Ali Mohammad Abu Shamaleh (30) lives near the Islamic University in Gaza. He is unemployed and married with two children. He described the situation as "the worst since I was born".

"It is a horrible situation... Bombardment everywhere, wherever you go you may die. You don't know where to hide or to keep your children safe and away from threats and danger. We spend every night in the kitchen to avoid any damage that could result from… glass and shrapnel flying because of the indiscriminate shelling," said Abu Shamaleh.

"We have food for the next two days. I don't know what to do then. I need a milk canister every week. When they shelled the Islamic University, my three-year-old baby nearly choked, he could not breath nor could cry. My wife was shocked and did not know what to do. I started crying and shouting randomly until the baby regained his breath. I am asking all those who believe in God to help us to stop this filthy war."


"What did we do to tolerate this hell?"

Abdellatif Yousif Abu Ayadeh (55) from Rafy is a father of a family of eight. He has been unemployed for two years and has suffered two heart attacks. Abu Ayadeh and his family were obliged to leave their house because the Israeli troops shelled the nearby municipality building.

When nearby shelling took place, Abu Ayadeh reported, "I felt as if my house was uprooted from its place. I don't have any place where to go or sleep. I am asking the whole world: 'What did we do to tolerate this hell?' I am praying to God to stop these destructive and offensive actions."


"I lost my daughters"

Anwar Ba'alosha (38) lives with his wife and nine kids in a simple 50 square meter house in Gaza, which consists of two bedrooms. "It's winter time, no electricity and I don't have any means for warming my house except some bedcovers and mattresses," said Ba'alosha.

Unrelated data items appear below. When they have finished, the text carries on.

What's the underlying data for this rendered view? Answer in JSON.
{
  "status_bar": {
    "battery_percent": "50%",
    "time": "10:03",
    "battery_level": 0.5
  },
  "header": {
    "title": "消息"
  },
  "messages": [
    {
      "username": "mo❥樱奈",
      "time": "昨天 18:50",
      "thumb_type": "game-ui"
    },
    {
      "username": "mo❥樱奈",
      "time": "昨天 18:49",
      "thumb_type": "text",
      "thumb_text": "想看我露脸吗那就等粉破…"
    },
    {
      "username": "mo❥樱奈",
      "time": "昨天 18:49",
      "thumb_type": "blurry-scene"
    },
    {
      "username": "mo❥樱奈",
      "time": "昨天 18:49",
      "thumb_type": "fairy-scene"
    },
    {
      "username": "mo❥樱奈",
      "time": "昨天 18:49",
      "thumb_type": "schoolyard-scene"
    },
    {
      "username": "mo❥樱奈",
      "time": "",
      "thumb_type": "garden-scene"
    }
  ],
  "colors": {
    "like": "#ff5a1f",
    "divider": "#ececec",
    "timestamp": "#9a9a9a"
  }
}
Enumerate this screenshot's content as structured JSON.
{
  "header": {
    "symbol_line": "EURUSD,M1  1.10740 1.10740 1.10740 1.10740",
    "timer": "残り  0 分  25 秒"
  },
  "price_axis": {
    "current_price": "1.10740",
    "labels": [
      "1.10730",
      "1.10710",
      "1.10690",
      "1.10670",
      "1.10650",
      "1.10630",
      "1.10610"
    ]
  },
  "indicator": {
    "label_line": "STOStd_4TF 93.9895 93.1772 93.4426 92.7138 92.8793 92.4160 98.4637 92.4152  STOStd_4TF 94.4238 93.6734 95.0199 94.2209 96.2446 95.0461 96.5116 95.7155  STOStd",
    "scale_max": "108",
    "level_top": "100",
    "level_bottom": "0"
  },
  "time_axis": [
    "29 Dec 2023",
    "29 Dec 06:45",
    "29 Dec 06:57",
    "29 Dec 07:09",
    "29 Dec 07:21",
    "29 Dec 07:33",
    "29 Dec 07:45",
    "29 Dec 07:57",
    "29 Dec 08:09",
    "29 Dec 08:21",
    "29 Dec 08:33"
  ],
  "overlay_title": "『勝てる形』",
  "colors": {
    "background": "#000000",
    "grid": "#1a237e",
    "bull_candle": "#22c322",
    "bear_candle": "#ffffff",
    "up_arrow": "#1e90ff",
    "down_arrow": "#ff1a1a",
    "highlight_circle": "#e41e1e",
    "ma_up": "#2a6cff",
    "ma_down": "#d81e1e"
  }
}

His 2-week-old daughter, 18-month-old son, wife, and himself were all sleeping in one bedroom and the other seven daughters slept in the other bedroom. "All the time we listen to horrible sounds of Israeli bombings and intensive air strikes. But suddenly we heard a very loud explosion," said Ba'alosha. He recounts how he was thrown up in the air as his house collapsed.

"People stopped me and told me 'Stop, you're bleeding' and they pushed me into an ambulance. I was fully confused and shocked. Splinters had struck my body everywhere. My wife was in a similar condition," said Ba'alosha.

"Friends came later and told us that our kids were mildly injured. It was not so. Slowly I understood the news. I had lost five of my kids, all of them girls. And my house is totally destroyed."

Ba'alosha added, "I would like to thank God that I am poor, so the ceiling wasn't concrete. It was asbestos. Otherwise all of us might be dead."


ACT members are currently coordinating their efforts and developing a plan of action for the next ten days of response in light of the significant humanitarian access challenges.

The Al Ahli Arab Hospital in Gaza City is a ministry of the Episcopal Diocese of Jerusalem, supported by ACT International members.

Action by Churches Together (ACT) International is a global alliance of churches and related agencies working to save lives and support communities in emergencies worldwide. The United Church of Christ, Wider Church Ministries is a Member of ACT International.